Baldwin died in 1987 and was among other things a civil rights activist so I guess there is more than just quotes on flags that ties the two of these guys together.
It seems to me that people put a lot of emotion into flags. Flags are symbols and it’s symbolic also that people should hold such strong and often opposing views invested in flags.
For something so important to us it’s a bit surprising that the word flag had only been in English for about 100 years by the time of Shakespeare.
There were flags in England before 500 years ago, but they weren’t called flags. Just what they were called tells a tale both of flags and of English dialects.
I’ll start by reviewing the history of flags.

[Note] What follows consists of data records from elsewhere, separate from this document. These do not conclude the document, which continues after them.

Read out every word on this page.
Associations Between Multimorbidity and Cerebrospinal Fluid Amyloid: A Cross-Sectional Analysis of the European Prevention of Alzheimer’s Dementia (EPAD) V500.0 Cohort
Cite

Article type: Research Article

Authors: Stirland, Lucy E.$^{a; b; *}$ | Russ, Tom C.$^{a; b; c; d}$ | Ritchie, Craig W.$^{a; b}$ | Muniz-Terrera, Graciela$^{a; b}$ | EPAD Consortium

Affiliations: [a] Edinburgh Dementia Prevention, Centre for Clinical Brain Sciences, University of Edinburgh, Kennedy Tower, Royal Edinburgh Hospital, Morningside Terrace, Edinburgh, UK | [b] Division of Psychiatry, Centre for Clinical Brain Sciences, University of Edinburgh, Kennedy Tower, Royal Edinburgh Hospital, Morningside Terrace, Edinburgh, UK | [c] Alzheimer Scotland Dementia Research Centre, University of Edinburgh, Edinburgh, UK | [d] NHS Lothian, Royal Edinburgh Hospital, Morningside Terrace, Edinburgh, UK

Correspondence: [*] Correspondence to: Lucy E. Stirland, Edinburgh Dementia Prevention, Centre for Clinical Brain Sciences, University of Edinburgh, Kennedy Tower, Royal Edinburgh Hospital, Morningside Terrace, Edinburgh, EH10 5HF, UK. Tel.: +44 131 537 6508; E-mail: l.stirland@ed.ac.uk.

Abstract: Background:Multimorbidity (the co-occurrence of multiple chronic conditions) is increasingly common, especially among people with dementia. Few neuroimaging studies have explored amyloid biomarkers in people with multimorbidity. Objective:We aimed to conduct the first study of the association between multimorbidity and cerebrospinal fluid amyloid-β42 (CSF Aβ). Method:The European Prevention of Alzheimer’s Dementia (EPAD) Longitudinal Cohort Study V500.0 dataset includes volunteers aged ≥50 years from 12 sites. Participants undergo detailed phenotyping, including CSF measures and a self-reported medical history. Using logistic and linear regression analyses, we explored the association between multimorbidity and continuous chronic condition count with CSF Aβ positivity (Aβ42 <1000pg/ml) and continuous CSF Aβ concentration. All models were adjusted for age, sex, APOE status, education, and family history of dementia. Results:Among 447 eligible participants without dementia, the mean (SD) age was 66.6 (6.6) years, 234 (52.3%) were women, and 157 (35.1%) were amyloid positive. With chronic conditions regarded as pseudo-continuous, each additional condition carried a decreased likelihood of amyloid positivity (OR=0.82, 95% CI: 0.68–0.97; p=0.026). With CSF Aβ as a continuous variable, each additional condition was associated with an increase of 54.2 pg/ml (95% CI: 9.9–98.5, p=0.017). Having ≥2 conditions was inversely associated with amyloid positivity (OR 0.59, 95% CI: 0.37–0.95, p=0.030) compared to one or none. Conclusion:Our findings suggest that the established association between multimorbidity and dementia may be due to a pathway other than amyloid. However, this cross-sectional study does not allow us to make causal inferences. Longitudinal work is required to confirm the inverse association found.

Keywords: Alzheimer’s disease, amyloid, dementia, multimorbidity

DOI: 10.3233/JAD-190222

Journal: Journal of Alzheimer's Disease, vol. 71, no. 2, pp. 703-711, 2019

It is thought that the idea for flags originated in India or China and was brought to western European use after crusaders saw them in use by their Islamic enemies. At first Europeans used flags showing symbols of their various patron saints.
The first English flags are reported to have been a white cross in 1198 and then a red cross 1277. The cross of St. George is still there on the British flag which is actually a blend with two other crosses, that of St. Andrew, patron saint of Scotland and St. Patrick who I don’t think I need to explain which country he was the patron saint of.
The reason these things were called flags is not known for sure but there are a few theories. A similar word shows up in several Germanic languages so although the timing might point to Latin or French those don’t seem to have been the source.
Flag is thought possibly to be an onomatopoeia, which is to say flap sounds a bit like a flag flapping. But there’s a hint there too in the fact that when a marathon runner is getting tired they are said to be flagging. There is a “hanging down limply” meaning associated with the word as well.
So what was it that English speakers called flags before the word flag emerged?
A flag was called a fane.
The tale this tells of flags is that even before the word flag arrived there were symbolic emblems in use, and even before these were made of cloth after the inspiration of the Islamic world and cultures further east before them, there were rigid flags in use.
The word fane you’ll recognize in weather vane; a metal flag that the wind blows.
And this leads to the story of English dialects. Just as the word fox came from the north of England and the word vixen from the south, fane was a northern word while vane appeared based on the southern tendency to use “v” where northerners used “f.”